Well, what happened about this?

Thanks to one reader of this website, we have been kept up to date over the years:

TERRY R SCHEIDT by Terry R Scheidt  January 6, 2011 I WAS A 1962 JOHNSTON ISLAND PARTICIPANT. I WAS AT GROUND ZERO AND EXPOSED TO HIGH LEVELS OF RADIATION FOR WHICH I GOT CANCER. I HAVE NOT BEEN COMPENSATED UNDER THE DOE/EEOICPA ACT BECAUSE I DID NOT WORK FOR DOE. I WAS DENIED. I RECEIVED UNEQUAL COMPENSATION FROM DOJ (RECA) BUT AT A MUCH LESSER AMOUNT THAN DOE (EEOICPA). NO MEDICAL AND LESS THAN HALF THAT OF DOE. PLEASE SUPPORT HR 5119/S3224.

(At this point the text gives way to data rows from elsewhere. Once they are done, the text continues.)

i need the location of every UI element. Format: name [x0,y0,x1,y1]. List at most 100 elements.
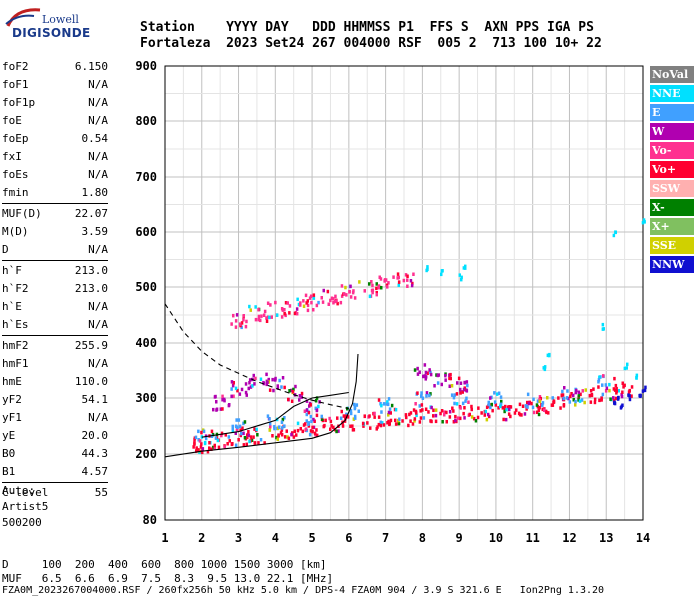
data-point [448,384,451,388]
data-point [302,304,306,308]
x-tick-label: 3 [235,531,242,545]
y-tick-label: 600 [135,225,157,239]
data-point [527,401,531,406]
data-point [236,388,239,393]
data-point [543,365,547,369]
data-point [450,393,454,397]
data-point [283,312,286,316]
param-row: yF2 54.1 [2,391,108,409]
data-point [532,410,536,415]
data-point [490,402,493,407]
data-point [414,402,417,406]
legend-item-vo-: Vo+ [650,161,694,178]
header-labels: Station YYYY DAY DDD HHMMSS P1 FFS S AXN… [140,20,594,35]
data-point [444,378,447,382]
param-value: 255.9 [74,339,108,352]
param-separator [2,260,108,261]
data-point [452,395,456,400]
param-label: foEp [2,132,29,145]
data-point [312,308,315,312]
data-point [253,382,256,386]
data-point [644,385,647,390]
data-point [379,277,383,281]
data-point [635,375,638,380]
data-point [210,434,214,438]
data-point [434,408,438,412]
data-point [451,406,454,410]
data-point [526,400,529,405]
data-point [230,394,233,399]
data-point [454,414,457,419]
data-point [216,438,220,443]
autoscaling-info: Auto: Artist5 500200 [2,483,48,531]
data-point [459,391,462,395]
param-value: 4.57 [81,465,109,478]
data-point [410,283,414,288]
data-point [489,405,492,410]
footer-muf-row: MUF 6.5 6.6 6.9 7.5 8.3 9.5 13.0 22.1 [M… [2,572,334,585]
data-point [306,303,310,308]
data-point [197,448,200,452]
data-point [228,403,231,407]
data-point [455,402,459,406]
data-point [548,352,551,357]
data-point [299,303,302,307]
param-row: foEp 0.54 [2,130,108,148]
param-label: foF1 [2,78,29,91]
data-point [530,401,533,406]
data-point [613,376,616,381]
data-point [580,398,584,402]
data-point [315,433,319,438]
data-point [336,301,339,306]
data-point [493,400,497,404]
data-point [419,409,422,413]
data-point [440,269,444,273]
param-value: 213.0 [74,282,108,295]
data-point [450,384,454,388]
data-point [290,388,293,393]
data-point [256,433,259,437]
data-point [597,378,601,382]
data-point [240,387,244,392]
data-point [231,424,234,429]
data-point [234,319,238,323]
data-point [465,396,468,401]
data-point [506,405,510,409]
data-point [266,414,270,418]
y-tick-label: 900 [135,59,157,73]
data-point [248,378,252,382]
data-point [305,399,309,403]
param-value: 54.1 [81,393,109,406]
data-point [339,300,343,305]
data-point [423,363,427,367]
data-point [602,374,605,378]
auto-version: 500200 [2,516,42,529]
data-point [239,428,242,432]
data-point [598,375,601,379]
data-point [598,398,601,403]
data-point [295,433,298,437]
data-point [457,376,461,381]
logo-swoosh-icon [5,8,41,27]
data-point [257,307,260,312]
data-point [470,415,474,419]
param-label: fmin [2,186,29,199]
data-point [397,275,400,280]
lowell-digisonde-logo: Lowell DIGISONDE [4,4,90,44]
data-point [332,297,335,301]
data-point [502,417,505,422]
data-point [284,301,288,305]
data-point [608,382,611,387]
data-point [615,389,618,393]
data-point [575,388,578,393]
data-point [248,381,251,385]
param-label: hmE [2,375,22,388]
data-point [592,387,595,391]
data-point [537,412,541,417]
data-point [499,395,503,399]
data-point [257,441,260,445]
data-point [232,394,235,398]
data-point [266,301,270,305]
data-point [552,400,555,404]
data-point [310,419,313,424]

April 23, 2011 Do our representatives really care? Why have both HR5119/S3224 both died in committee. Our government does not live up to responsibility. They cause us harm than ignore us as if we do not exist. Aloha.

April 26, 2011 I am a 1962 ground zero victim of the Johnston Island PPG. Senators Pangelinan, Udalls and Rep Lujan have done nothing. All legislation died in committee. They turned their backs on us again. Shame.